Os heróis do futuro serão aqueles que souberem esquecer a lógica dos seus interesses e se decidam a romper o cerco atual da indiferença, sustentando amigável e universalmente uma palavra densa de verdade humana. A “amizade social” é uma categoria para enquadrar no âmbito da fraternidade, da prática comprometida da solidariedade e de uma ativa compaixão. E aí todos podemos fazer mais.

(Tolentino Mendonça, in Semanário Expresso, 10.10.2020)

 

. “A encíclica é um convite à esperança activa, com o samaritanismo. O exemplo é o bom samaritano. Ele era um estrangeiro, mal visto pela ortodoxia, e também tinha os seus afazeres. Mas, à beira da estrada, jazia um desgraçado semimorto, e ele parou, ajudou-o no que pôde, levou-o para a estalagem, pagou e disse que pagaria todas as despesas… Foi ele e não os dois religiosos (o sacerdote e o levita) o próximo daquele abandonado. “Vai e faz o mesmo.”

Para os cristãos, todos os seres humanos são irmãos e irmãs, porque há um Pai comum, Deus. Mas a fraternidade podemos ir bebê-la também, paradoxalmente, à mortalidade, como viu Herbert Marcuse, que não era crente. Já em vésperas de morrer, voltou-se para o amigo Jürgen Habermas: “Agora sei, Jürgen, em que é que se fundamentam os nossos juízos de valor mais elementares: na compaixão, no nosso sentimento pela dor dos outros.

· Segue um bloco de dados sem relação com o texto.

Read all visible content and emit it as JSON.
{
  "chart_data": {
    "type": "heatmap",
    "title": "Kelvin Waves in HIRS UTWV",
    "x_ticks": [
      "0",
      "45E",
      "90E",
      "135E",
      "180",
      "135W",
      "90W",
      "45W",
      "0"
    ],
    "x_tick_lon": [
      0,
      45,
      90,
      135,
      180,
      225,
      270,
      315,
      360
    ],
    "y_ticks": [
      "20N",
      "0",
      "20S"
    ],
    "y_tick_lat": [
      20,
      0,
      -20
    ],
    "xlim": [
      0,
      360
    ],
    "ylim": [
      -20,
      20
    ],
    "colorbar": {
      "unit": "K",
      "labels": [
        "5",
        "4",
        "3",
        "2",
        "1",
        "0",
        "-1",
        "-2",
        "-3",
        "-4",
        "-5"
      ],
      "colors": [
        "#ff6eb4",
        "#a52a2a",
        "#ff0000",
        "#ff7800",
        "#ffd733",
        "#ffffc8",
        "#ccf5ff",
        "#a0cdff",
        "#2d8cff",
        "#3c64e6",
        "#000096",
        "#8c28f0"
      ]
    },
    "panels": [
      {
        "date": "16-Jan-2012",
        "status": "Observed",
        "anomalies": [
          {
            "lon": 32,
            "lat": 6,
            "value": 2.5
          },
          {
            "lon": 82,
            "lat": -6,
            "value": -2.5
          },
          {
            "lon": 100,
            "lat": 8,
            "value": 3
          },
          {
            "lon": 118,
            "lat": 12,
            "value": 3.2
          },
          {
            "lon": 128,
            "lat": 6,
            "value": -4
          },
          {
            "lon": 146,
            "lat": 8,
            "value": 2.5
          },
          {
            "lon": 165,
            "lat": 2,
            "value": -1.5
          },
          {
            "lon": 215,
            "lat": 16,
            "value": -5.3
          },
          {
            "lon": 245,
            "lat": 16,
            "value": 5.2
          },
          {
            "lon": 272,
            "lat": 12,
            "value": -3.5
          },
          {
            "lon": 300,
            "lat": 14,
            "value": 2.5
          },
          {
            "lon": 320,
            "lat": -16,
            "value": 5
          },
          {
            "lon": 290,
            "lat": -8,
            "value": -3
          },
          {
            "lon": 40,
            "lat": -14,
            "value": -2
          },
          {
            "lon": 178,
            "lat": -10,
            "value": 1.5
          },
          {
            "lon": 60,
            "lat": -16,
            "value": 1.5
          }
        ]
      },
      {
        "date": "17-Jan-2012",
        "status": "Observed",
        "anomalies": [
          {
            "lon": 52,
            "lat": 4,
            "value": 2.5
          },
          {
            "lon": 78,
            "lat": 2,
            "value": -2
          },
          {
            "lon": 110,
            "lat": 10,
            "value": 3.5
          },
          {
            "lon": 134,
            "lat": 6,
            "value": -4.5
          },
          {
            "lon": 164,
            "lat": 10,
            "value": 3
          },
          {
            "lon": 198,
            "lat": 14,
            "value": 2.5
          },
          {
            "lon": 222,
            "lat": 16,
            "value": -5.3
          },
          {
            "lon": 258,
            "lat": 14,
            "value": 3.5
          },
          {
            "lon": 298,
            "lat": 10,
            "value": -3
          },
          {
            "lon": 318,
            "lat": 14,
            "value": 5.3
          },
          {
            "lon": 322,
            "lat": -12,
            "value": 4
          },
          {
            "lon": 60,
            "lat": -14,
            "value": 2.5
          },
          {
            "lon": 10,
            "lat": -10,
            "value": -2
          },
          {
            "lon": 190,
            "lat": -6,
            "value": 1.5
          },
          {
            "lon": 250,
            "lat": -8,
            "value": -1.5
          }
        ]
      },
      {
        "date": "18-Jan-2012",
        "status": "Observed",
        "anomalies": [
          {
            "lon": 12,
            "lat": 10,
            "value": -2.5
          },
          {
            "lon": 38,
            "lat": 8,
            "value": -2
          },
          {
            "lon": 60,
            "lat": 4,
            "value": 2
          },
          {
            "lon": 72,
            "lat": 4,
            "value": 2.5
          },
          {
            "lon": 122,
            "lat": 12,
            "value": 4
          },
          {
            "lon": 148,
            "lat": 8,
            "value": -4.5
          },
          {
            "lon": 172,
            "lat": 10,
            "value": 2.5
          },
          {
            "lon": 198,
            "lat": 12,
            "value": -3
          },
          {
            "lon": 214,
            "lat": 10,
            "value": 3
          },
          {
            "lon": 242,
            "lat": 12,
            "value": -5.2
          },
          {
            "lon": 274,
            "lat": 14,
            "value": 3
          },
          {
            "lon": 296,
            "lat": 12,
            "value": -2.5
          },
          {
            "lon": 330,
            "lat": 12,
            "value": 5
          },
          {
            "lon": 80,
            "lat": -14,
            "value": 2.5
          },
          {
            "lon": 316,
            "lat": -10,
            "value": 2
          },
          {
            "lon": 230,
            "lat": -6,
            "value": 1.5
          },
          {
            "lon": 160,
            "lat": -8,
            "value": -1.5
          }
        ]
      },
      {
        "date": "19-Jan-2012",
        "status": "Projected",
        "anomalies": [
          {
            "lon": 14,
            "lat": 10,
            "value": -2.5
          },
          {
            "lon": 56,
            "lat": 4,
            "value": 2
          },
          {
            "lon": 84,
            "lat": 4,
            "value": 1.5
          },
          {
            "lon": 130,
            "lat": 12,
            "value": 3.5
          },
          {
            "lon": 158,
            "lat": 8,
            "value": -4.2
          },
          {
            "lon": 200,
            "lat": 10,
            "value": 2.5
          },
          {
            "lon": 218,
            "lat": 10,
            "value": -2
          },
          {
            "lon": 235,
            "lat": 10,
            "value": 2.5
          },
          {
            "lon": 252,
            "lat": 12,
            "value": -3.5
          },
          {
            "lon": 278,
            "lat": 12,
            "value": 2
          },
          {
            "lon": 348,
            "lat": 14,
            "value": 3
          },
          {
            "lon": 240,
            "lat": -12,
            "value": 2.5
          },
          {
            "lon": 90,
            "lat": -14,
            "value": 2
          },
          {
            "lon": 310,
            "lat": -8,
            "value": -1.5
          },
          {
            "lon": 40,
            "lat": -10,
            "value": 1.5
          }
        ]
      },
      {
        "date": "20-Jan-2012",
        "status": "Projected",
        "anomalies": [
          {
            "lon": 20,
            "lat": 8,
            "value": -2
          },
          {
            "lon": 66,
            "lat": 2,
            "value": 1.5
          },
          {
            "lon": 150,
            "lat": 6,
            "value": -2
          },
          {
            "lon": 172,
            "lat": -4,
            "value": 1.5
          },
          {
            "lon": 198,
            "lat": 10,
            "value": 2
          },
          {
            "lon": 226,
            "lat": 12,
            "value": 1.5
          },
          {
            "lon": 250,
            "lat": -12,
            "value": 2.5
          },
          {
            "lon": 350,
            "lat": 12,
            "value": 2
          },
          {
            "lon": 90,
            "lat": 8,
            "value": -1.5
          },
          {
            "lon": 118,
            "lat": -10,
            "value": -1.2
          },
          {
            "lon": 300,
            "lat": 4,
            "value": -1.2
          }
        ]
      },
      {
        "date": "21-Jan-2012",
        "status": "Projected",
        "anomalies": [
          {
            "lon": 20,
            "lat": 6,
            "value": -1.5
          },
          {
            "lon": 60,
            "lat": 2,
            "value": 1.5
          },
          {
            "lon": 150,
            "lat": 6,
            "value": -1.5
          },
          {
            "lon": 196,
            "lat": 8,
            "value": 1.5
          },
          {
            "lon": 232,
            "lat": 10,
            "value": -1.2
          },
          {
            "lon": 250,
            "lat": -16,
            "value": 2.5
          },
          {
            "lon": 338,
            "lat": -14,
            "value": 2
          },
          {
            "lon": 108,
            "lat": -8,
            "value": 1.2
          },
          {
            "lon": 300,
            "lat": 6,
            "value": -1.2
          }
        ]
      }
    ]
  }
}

Somos mortais: logo, somos irmãos.”

(Anselmo Borges, in DN,10.10.2020)

 

. “A sensação, ao meditar este documento, foi a de uma narrativa em que tudo me parecia novo. Não era a primeira vez que me surpreendia a sua capacidade de construir uma teologia de correlações surpreendentes entre os textos bíblicos e as realidades actuais, que mutuamente se iluminam.

 Este longo texto é o exercício continuado dessa luminosa correlação. Deve tornar-se o modelo inspirador para os padres que, por preguiça, repetem os textos bíblicos, que publicamente acabaram de ser proclamados, sem que dessa pregação brote a voz nova do espírito de Cristo para iluminar a vida concreta dos cristãos e não cristãos. Sem esse acontecimento, as homilias são uma seca.

Por essa razão, a desgraça que pode acontecer a esta encíclica é que se torne moda repetir: «como diz o Papa Francisco…» Ora, o que interessa é que este texto provoque novos textos, novas intervenções, novas análises, novos estudos, novas investigações e, sobretudo, novas práticas sociais, culturais, económicas e políticas.